Punchlines in Song Titles/Lyrics

Make up your own jokes, but the punchline has to be a song tittle or lyric with at least one letter changed (but still recognizable as the lyric.)

Examples:

What was the name of the deleted scene from Dirty Dancing where the main character was gambling with the workers?
Dice, Dice, Baby.

Did you hear about the heavy metal cover singer that got kicked off America’s Got Talent?
He would do anything for love, but he won’t do Ratt.

That superhero movie is just terrible!
Thor: what is it good for?

I woulda had checkmate in two moves if you didn’t put your piece on that one square!
If you liked it then you should’ve put your king on it.

Did you hear about the beauty pageant winner who got a sex change?
Bye, Bye Miss. America’s Pie.

How’s your home improvement classes going?
She told me to caulk this way.

The surgeon needs to keep his hands sterile during the operation,
but this tainted glove you’ve given…

Why did you bother giving us that cake batter?
We’re not gonna bake it.

All right Mr. Gollum, if you don’t tell Detective Stabler and me exactly what you did between 9pm and 12 last night, you’re going down for the rape and murder of those two dead barefoot gay midgets.

Me drinks a whiskey drink, me drinks a vodka drink, me drinks a lager drink, me drinks a cider drink, then me pissing the night away.

Hey, that out-of-work actor you hired to carry the payment better be on his way…did the cartel guys say how they were gonna pay us?
Busey’s in the sky, with diamonds.

Wow this movie is awesome, what is it called again?
In case you didn’t know, this is called “The Crow.”

Alright, enough fooling around, be serious for one second and tell me what you want for your birthday, and I still can’t believe you want that crappy sweater.
Girl, you know it’s true…I love J. Crew.

That’s the best, most original dance move I’ve ever seen! What do you call it?
Jazz in my pants.

What’s the best way to eat goat cheese?
Put it on a Ritz.

How do you like the new shelves to store your Star Trek collectables?
All my Tribbles seem so far away.

“How long’s this sad-looking piece of fruit been sitting on this counter?” “I 'unno, couple weeks.”

(To the fruit): “You’re a sad banana with a…greasy black peel.”

So Jenny, why do you think your child developed autism?
“Vaccination, all I ever wanted…vaccination, time to get away…”

Man this is bothering me, I gotta rewrite this:

“All right Mr. Gollum, if you don’t tell Detective Stabler and me exactly what you did between 9pm and 12 last night, you’re going down for the rape and murder of those two dead barefoot gay midget prostitutes.”

Me drinks a whiskey drink, me drinks a vodka drink, me drinks a lager drink, me drinks a cider drink…

“Yes, we pulled your ModorCard charges and saw that you were drinking heavily. We also have some witnesses who say you were jumping around and acting crazy.”

Me sings the songs that remindings me of the good times…

“Oh, karaoke was it? We’ll have to verify that.
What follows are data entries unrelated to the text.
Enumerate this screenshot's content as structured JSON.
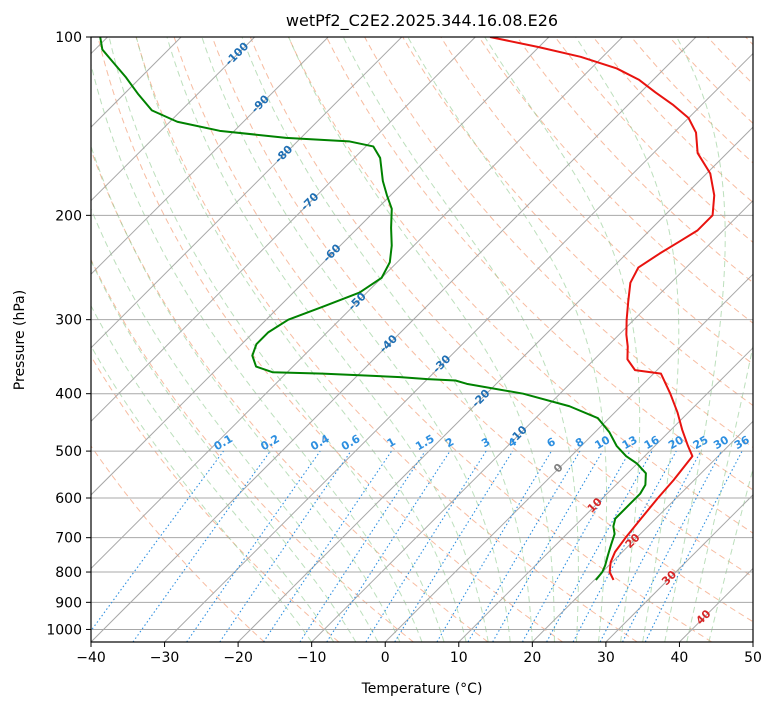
{
  "chart_data": {
    "type": "line",
    "chart_kind": "skew-t log-p diagram",
    "title": "wetPf2_C2E2.2025.344.16.08.E26",
    "xlabel": "Temperature (°C)",
    "ylabel": "Pressure (hPa)",
    "xlim": [
      -40,
      50
    ],
    "ylim": [
      1050,
      100
    ],
    "y_scale": "log",
    "grid": true,
    "x_ticks": [
      "−40",
      "−30",
      "−20",
      "−10",
      "0",
      "10",
      "20",
      "30",
      "40",
      "50"
    ],
    "y_ticks": [
      "100",
      "200",
      "300",
      "400",
      "500",
      "600",
      "700",
      "800",
      "900",
      "1000"
    ],
    "x_tick_values": [
      -40,
      -30,
      -20,
      -10,
      0,
      10,
      20,
      30,
      40,
      50
    ],
    "y_tick_values": [
      100,
      200,
      300,
      400,
      500,
      600,
      700,
      800,
      900,
      1000
    ],
    "isotherm_labels": [
      {
        "text": "-100",
        "t": -100,
        "p": 107
      },
      {
        "text": "-90",
        "t": -90,
        "p": 130
      },
      {
        "text": "-80",
        "t": -80,
        "p": 158
      },
      {
        "text": "-70",
        "t": -70,
        "p": 190
      },
      {
        "text": "-60",
        "t": -60,
        "p": 232
      },
      {
        "text": "-50",
        "t": -50,
        "p": 280
      },
      {
        "text": "-40",
        "t": -40,
        "p": 330
      },
      {
        "text": "-30",
        "t": -30,
        "p": 357
      },
      {
        "text": "-20",
        "t": -20,
        "p": 408
      },
      {
        "text": "-10",
        "t": -10,
        "p": 470
      },
      {
        "text": "0",
        "t": 0,
        "p": 535
      },
      {
        "text": "10",
        "t": 10,
        "p": 618
      },
      {
        "text": "20",
        "t": 20,
        "p": 710
      },
      {
        "text": "30",
        "t": 30,
        "p": 820
      },
      {
        "text": "40",
        "t": 40,
        "p": 955
      }
    ],
    "mixing_ratio_labels": [
      "0.1",
      "0.2",
      "0.4",
      "0.6",
      "1",
      "1.5",
      "2",
      "3",
      "4",
      "6",
      "8",
      "10",
      "13",
      "16",
      "20",
      "25",
      "30",
      "36"
    ],
    "mixing_ratio_values": [
      0.1,
      0.2,
      0.4,
      0.6,
      1,
      1.5,
      2,
      3,
      4,
      6,
      8,
      10,
      13,
      16,
      20,
      25,
      30,
      36
    ],
    "series": [
      {
        "kind": "temperature",
        "color": "#e8130f",
        "points": [
          [
            22.6,
            825
          ],
          [
            21.0,
            800
          ],
          [
            19.8,
            770
          ],
          [
            19.0,
            740
          ],
          [
            18.5,
            700
          ],
          [
            18.0,
            650
          ],
          [
            17.5,
            600
          ],
          [
            17.2,
            560
          ],
          [
            16.5,
            510
          ],
          [
            14.5,
            490
          ],
          [
            11.5,
            460
          ],
          [
            8.5,
            430
          ],
          [
            5.0,
            400
          ],
          [
            1.0,
            370
          ],
          [
            -3.0,
            365
          ],
          [
            -5.5,
            350
          ],
          [
            -7.2,
            333
          ],
          [
            -9.0,
            318
          ],
          [
            -11.0,
            300
          ],
          [
            -13.2,
            280
          ],
          [
            -15.5,
            260
          ],
          [
            -16.5,
            245
          ],
          [
            -15.5,
            232
          ],
          [
            -14.5,
            222
          ],
          [
            -13.5,
            212
          ],
          [
            -13.5,
            200
          ],
          [
            -16.0,
            185
          ],
          [
            -19.5,
            170
          ],
          [
            -24.0,
            157
          ],
          [
            -27.0,
            145
          ],
          [
            -30.0,
            137
          ],
          [
            -34.0,
            130
          ],
          [
            -38.0,
            124
          ],
          [
            -42.0,
            118
          ],
          [
            -46.5,
            113
          ],
          [
            -53.0,
            108
          ],
          [
            -60.0,
            104
          ],
          [
            -68.0,
            100
          ]
        ]
      },
      {
        "kind": "dewpoint",
        "color": "#008200",
        "points": [
          [
            20.2,
            825
          ],
          [
            20.0,
            800
          ],
          [
            19.5,
            780
          ],
          [
            18.5,
            750
          ],
          [
            17.5,
            720
          ],
          [
            16.5,
            690
          ],
          [
            15.3,
            670
          ],
          [
            14.5,
            650
          ],
          [
            14.5,
            620
          ],
          [
            14.5,
            590
          ],
          [
            14.0,
            570
          ],
          [
            12.5,
            545
          ],
          [
            10.0,
            525
          ],
          [
            7.5,
            510
          ],
          [
            4.8,
            490
          ],
          [
            2.0,
            465
          ],
          [
            -1.5,
            440
          ],
          [
            -7.0,
            420
          ],
          [
            -15.0,
            400
          ],
          [
            -24.0,
            385
          ],
          [
            -26.0,
            380
          ],
          [
            -30.0,
            378
          ],
          [
            -34.0,
            375
          ],
          [
            -45.0,
            370
          ],
          [
            -52.0,
            368
          ],
          [
            -55.0,
            360
          ],
          [
            -57.0,
            345
          ],
          [
            -58.0,
            330
          ],
          [
            -58.0,
            315
          ],
          [
            -57.0,
            300
          ],
          [
            -54.0,
            285
          ],
          [
            -51.0,
            270
          ],
          [
            -50.0,
            255
          ],
          [
            -51.0,
            240
          ],
          [
            -53.0,
            225
          ],
          [
            -55.5,
            210
          ],
          [
            -58.0,
            195
          ],
          [
            -60.5,
            185
          ],
          [
            -63.0,
            175
          ],
          [
            -66.5,
            160
          ],
          [
            -69.0,
            153
          ],
          [
            -73.0,
            150
          ],
          [
            -82.0,
            148
          ],
          [
            -92.0,
            144
          ],
          [
            -99.0,
            139
          ],
          [
            -104.0,
            133
          ],
          [
            -108.0,
            125
          ],
          [
            -112.0,
            117
          ],
          [
            -116.0,
            110
          ],
          [
            -119.0,
            105
          ],
          [
            -121.0,
            100
          ]
        ]
      }
    ]
  }
}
The bartender says you left at 11. Where did you go?”

ME PISSINGS! ME PISSINGS!

Did the Japanese throroughbred make it in time for the race at the Mardi Gras?

There is a horse in New Orleans; it’s called The Rising Sun.
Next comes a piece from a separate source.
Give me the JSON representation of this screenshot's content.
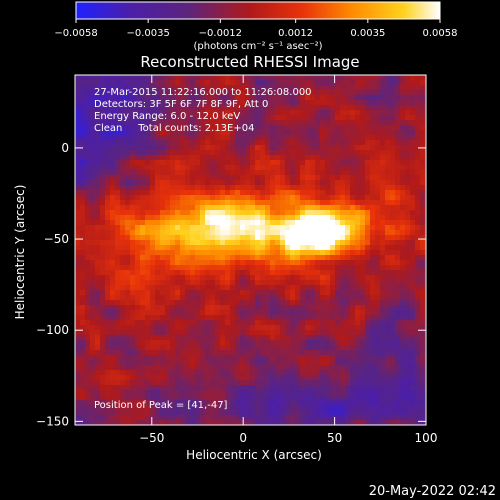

A guy two steps away from reaching the top of Mt. Everest noticed his shoe heel was coming loose. He decided to go on, but the loose heel came off with the next step and he fell backward, rolling down the mountain.

Two other guys climbing up the mountain warched his roll past them. The first one asked “What was that all about?” The second one said

I don’t know, but I heard him singing “You picked a fine time to leave me, loose heel.”

What should you get if vampires, werewolves, zombies and other creatures of the night attack your tent?

You need the Mesh. You need the Monster Mesh.

Jackie Robinson’s wife was so particular about her food that she insisted it all be prepared in puree form for her.
A reporter once asked her “Too cool to chew Mrs. Robinson?”

ring Hey son, what happened? Calm down! What are those sirens?
Momma just killed the van.

Do we have any suspects in the mermaid’s dismemberment/murder?
Who’s that kid with an Ariel cookie?

How do they diagnose autism in India?
When they play a sitar just like they’re ringing a bell.

I heard one of the stars from Star Wars almost made the cast of Game of Thrones, but got injured on the set?
Hutt got cut in the butt.

Minnie? Why are all your bags packed? Why is Tommy Lee outside?
Oh Mickey, what a pity, you don’t understand…you can’t win my heart if you only use your hand.

What do river barge pilots sing while making deliveries from Duisburg to Dortmund?

“RUHR! What is it good for?”

I heard the Crips started playing classic PC games from the 90’s?
Me and my homies like to play this game, some call it Amtrak, some call it SimTrains.